Most airports aren’t able to accommodate the enormous wingspan of the new 777’s; the gates just aren’t big enough. So rather than making airports build bigger gates, or trimming the wings of the 777x, Boeing came up with the bright idea to fold the wings.
The 235-foot wingspan of the 777’s will be cut down to just 212 feet once the wings are built with hinges. The design received approval from the FAA on May 18, with the stipulation of a few conditions that Boeing has to meet for the new aircraft. The wings are only to be folded while the plane is on the ground and Boeing is not allowed to store fuel in the folding sections. Boeing is also required to create a thorough design that has contingencies in place for mishaps, such as the wings folding mid-flight.
So if it’s such a headache, why go through the trouble? The traditional 777 has a wingspan of 213 feet and is a wide-bodied plane with dual engines. The new 777’s, which will be referred to as the 777-8 and 777-9, will have more than 20 feet of additional wingspan. The reason for the jump in size, and why engineers at Boeing would rather implement hinges than alter the design, is due to cost efficiency.
According to a quote in Popular Science by Gary Ulrich, an associate professor at the John D. Odegard School of Aerospace Sciences at the University of North Dakota, the longer wings will reduce drag on the plane. This will cut down on fuel costs and save the airlines more money as fuel prices rise. Compared to a plane with the same wingspan surface area, the plane with the longer wingspan will create less drag than the plane with the shorter one.

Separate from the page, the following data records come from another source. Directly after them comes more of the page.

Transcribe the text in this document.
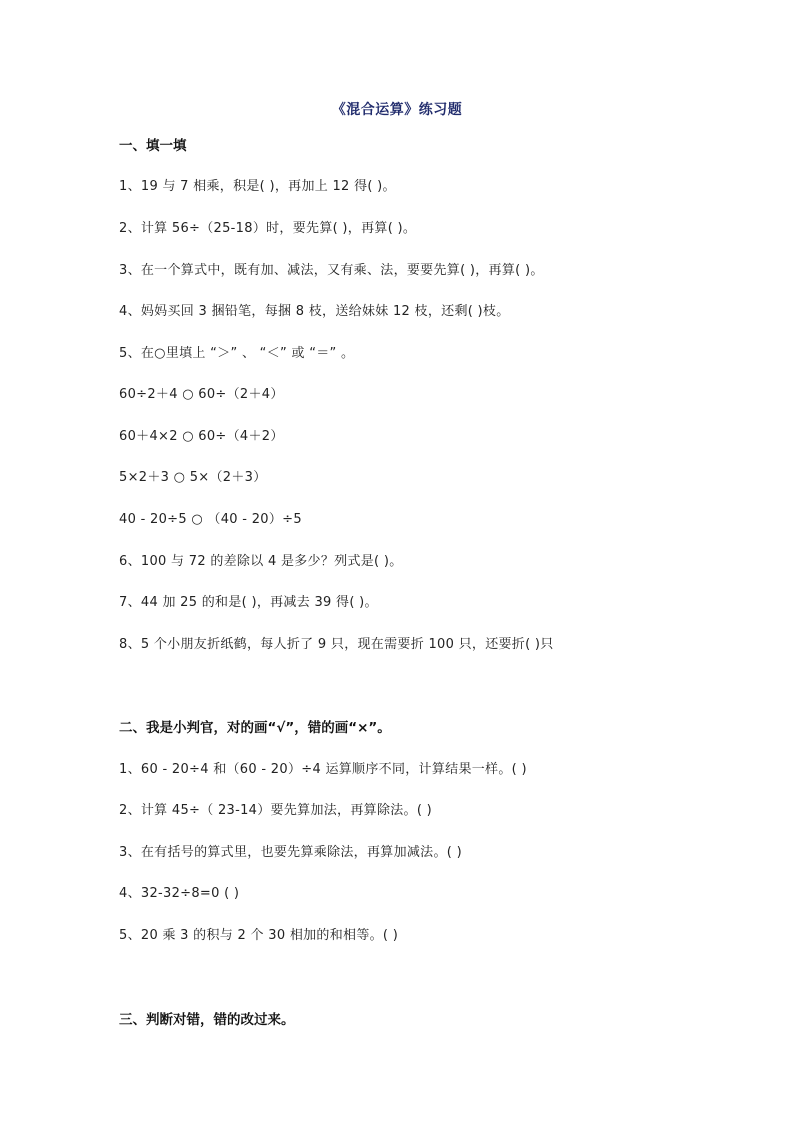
《混合运算》练习题
一、填一填
1、19 与 7 相乘，积是( )，再加上 12 得( )。
2、计算 56÷（25-18）时，要先算( )，再算( )。
3、在一个算式中，既有加、减法，又有乘、法，要要先算( )，再算( )。
4、妈妈买回 3 捆铅笔，每捆 8 枝，送给妹妹 12 枝，还剩( )枝。
5、在○里填上 “＞” 、 “＜” 或 “＝” 。
60÷2＋4 ○ 60÷（2＋4）
60＋4×2 ○ 60÷（4＋2）
5×2＋3 ○ 5×（2＋3）
40 - 20÷5 ○ （40 - 20）÷5
6、100 与 72 的差除以 4 是多少？列式是( )。
7、44 加 25 的和是( )，再减去 39 得( )。
8、5 个小朋友折纸鹤，每人折了 9 只，现在需要折 100 只，还要折( )只
二、我是小判官，对的画“√”，错的画“×”。
1、60 - 20÷4 和（60 - 20）÷4 运算顺序不同，计算结果一样。( )
2、计算 45÷（ 23-14）要先算加法，再算除法。( )
3、在有括号的算式里，也要先算乘除法，再算加减法。( )
4、32-32÷8=0 ( )
5、20 乘 3 的积与 2 个 30 相加的和相等。( )
三、判断对错，错的改过来。
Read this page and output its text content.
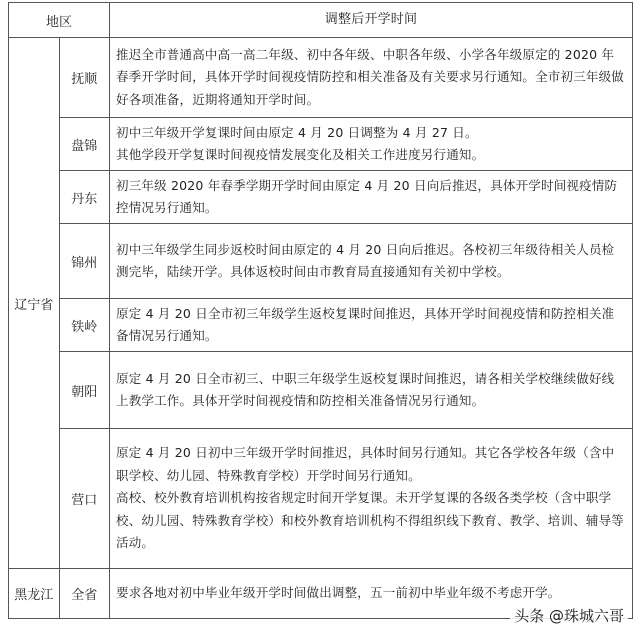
地区		调整后开学时间
辽宁省	抚顺	推迟全市普通高中高一高二年级、初中各年级、中职各年级、小学各年级原定的 2020 年春季开学时间，具体开学时间视疫情防控和相关准备及有关要求另行通知。全市初三年级做好各项准备，近期将通知开学时间。
	盘锦	初中三年级开学复课时间由原定 4 月 20 日调整为 4 月 27 日。
其他学段开学复课时间视疫情发展变化及相关工作进度另行通知。
	丹东	初三年级 2020 年春季学期开学时间由原定 4 月 20 日向后推迟，具体开学时间视疫情防控情况另行通知。
	锦州	初中三年级学生同步返校时间由原定的 4 月 20 日向后推迟。各校初三年级待相关人员检测完毕，陆续开学。具体返校时间由市教育局直接通知有关初中学校。
	铁岭	原定 4 月 20 日全市初三年级学生返校复课时间推迟，具体开学时间视疫情和防控相关准备情况另行通知。
	朝阳	原定 4 月 20 日全市初三、中职三年级学生返校复课时间推迟，请各相关学校继续做好线上教学工作。具体开学时间视疫情和防控相关准备情况另行通知。
	营口	原定 4 月 20 日初中三年级开学时间推迟，具体时间另行通知。其它各学校各年级（含中职学校、幼儿园、特殊教育学校）开学时间另行通知。
高校、校外教育培训机构按省规定时间开学复课。未开学复课的各级各类学校（含中职学校、幼儿园、特殊教育学校）和校外教育培训机构不得组织线下教育、教学、培训、辅导等活动。
黑龙江	全省	要求各地对初中毕业年级开学时间做出调整，五一前初中毕业年级不考虑开学。
头条 @珠城六哥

Out of all domestic trips, 78% of are taken for leisure purposes. The new 777-8 will be able to seat 375 people and the 777-9 will seat 425 people, making these new planes a formidable force in the aviation world and a popular public option. What, if any, in flight entertainment companies Boeing will contract for the new planes, and what types of IFE systems they will implement is still unknown. Whichever of the in flight entertainment companies they pick, hopefully, the inside of the plane is as impressive as the outside.